Documentation
Plugins
Destinations
S3
Overview

S3 Destination Plugin

Latest: v4.8.0

This destination plugin lets you sync data from a CloudQuery source to remote S3 storage in various formats such as CSV, JSON and Parquet.

This is useful in various use-cases, especially in data lakes where you can query the data direct from Athena or load it to various data warehouses such as BigQuery, RedShift, Snowflake and others.

Example

This example uses the parquet format, to create parquet files in s3://bucket_name/path/to/files, with each table placed in its own directory.

The (top level) spec section is described in the Destination Spec Reference.

kind: destination
spec:
  name: "s3"
  path: "cloudquery/s3"
  version: "v4.8.0"
  spec:
    bucket: "bucket_name"
    region: "region-name" # Example: us-east-1
    path: "path/to/files/{{TABLE}}/{{UUID}}.parquet"
    format: "parquet" # options: parquet, json, csv
    format_spec:
      # CSV-specific parameters:
      # delimiter: ","
      # skip_header: false

    # Optional parameters
    # compression: "" # options: gzip
    # no_rotate: false
    # athena: false # <- set this to true for Athena compatibility
    # test_write: true # tests the ability to write to the bucket before processing the data
    # endpoint: "" # Endpoint to use for S3 API calls.
    # endpoint_skip_tls_verify # Disable TLS verification if using an untrusted certificate
    # use_path_style: false
    # batch_size: 10000 # 10K entries
    # batch_size_bytes: 52428800 # 50 MiB
    # batch_timeout: 30s # 30 seconds

It is also possible to use {{YEAR}}, {{MONTH}}, {{DAY}} and {{HOUR}} in the path to create a directory structure based on the current time. For example:

path: "path/to/files/{{TABLE}}/dt={{YEAR}}-{{MONTH}}-{{DAY}}/{{UUID}}.parquet"
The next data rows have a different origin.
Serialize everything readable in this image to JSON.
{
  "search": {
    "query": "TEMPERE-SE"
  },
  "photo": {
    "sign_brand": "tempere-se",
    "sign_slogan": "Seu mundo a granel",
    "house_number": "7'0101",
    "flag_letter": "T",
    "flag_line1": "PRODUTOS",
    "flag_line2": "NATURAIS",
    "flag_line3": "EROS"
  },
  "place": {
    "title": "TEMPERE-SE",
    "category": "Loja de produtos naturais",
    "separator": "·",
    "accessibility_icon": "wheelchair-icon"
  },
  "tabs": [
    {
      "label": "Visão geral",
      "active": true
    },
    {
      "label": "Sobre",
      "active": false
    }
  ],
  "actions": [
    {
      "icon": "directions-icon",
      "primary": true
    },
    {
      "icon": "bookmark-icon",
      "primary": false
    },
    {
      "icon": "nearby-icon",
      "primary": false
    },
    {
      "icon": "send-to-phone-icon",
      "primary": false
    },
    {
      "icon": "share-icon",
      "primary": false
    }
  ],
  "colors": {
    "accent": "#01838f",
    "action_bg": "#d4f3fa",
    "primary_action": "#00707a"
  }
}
Other supported formats are json and csv.

Note that the S3 plugin only supports append write-mode. The (top level) spec section is described in the Destination Spec Reference.

The S3 destination utilizes batching, and supports batch_size, batch_size_bytes and batch_timeout options (see below).

S3 Spec

This is the (nested) spec used by the CSV destination Plugin.

  • bucket (string) (required)

    Bucket where to sync the files.

  • region (string) (required)

    Region where bucket is located.

  • path (string) (required)

    Path to where the files will be uploaded in the above bucket. The path supports the following placeholder variables:

    • {{TABLE}} will be replaced with the table name
    • {{FORMAT}} will be replaced with the file format, such as csv, json or parquet. If compression is enabled, the format will be csv.gz, json.gz etc.
    • {{UUID}} will be replaced with a random UUID to uniquely identify each file
    • {{YEAR}} will be replaced with the current year in YYYY format
    • {{MONTH}} will be replaced with the current month in MM format
    • {{DAY}} will be replaced with the current day in DD format
    • {{HOUR}} will be replaced with the current hour in HH format
    • {{MINUTE}} will be replaced with the current minute in mm format

    Note that timestamps are in UTC and will be the current time at the time the file is written, not when the sync started.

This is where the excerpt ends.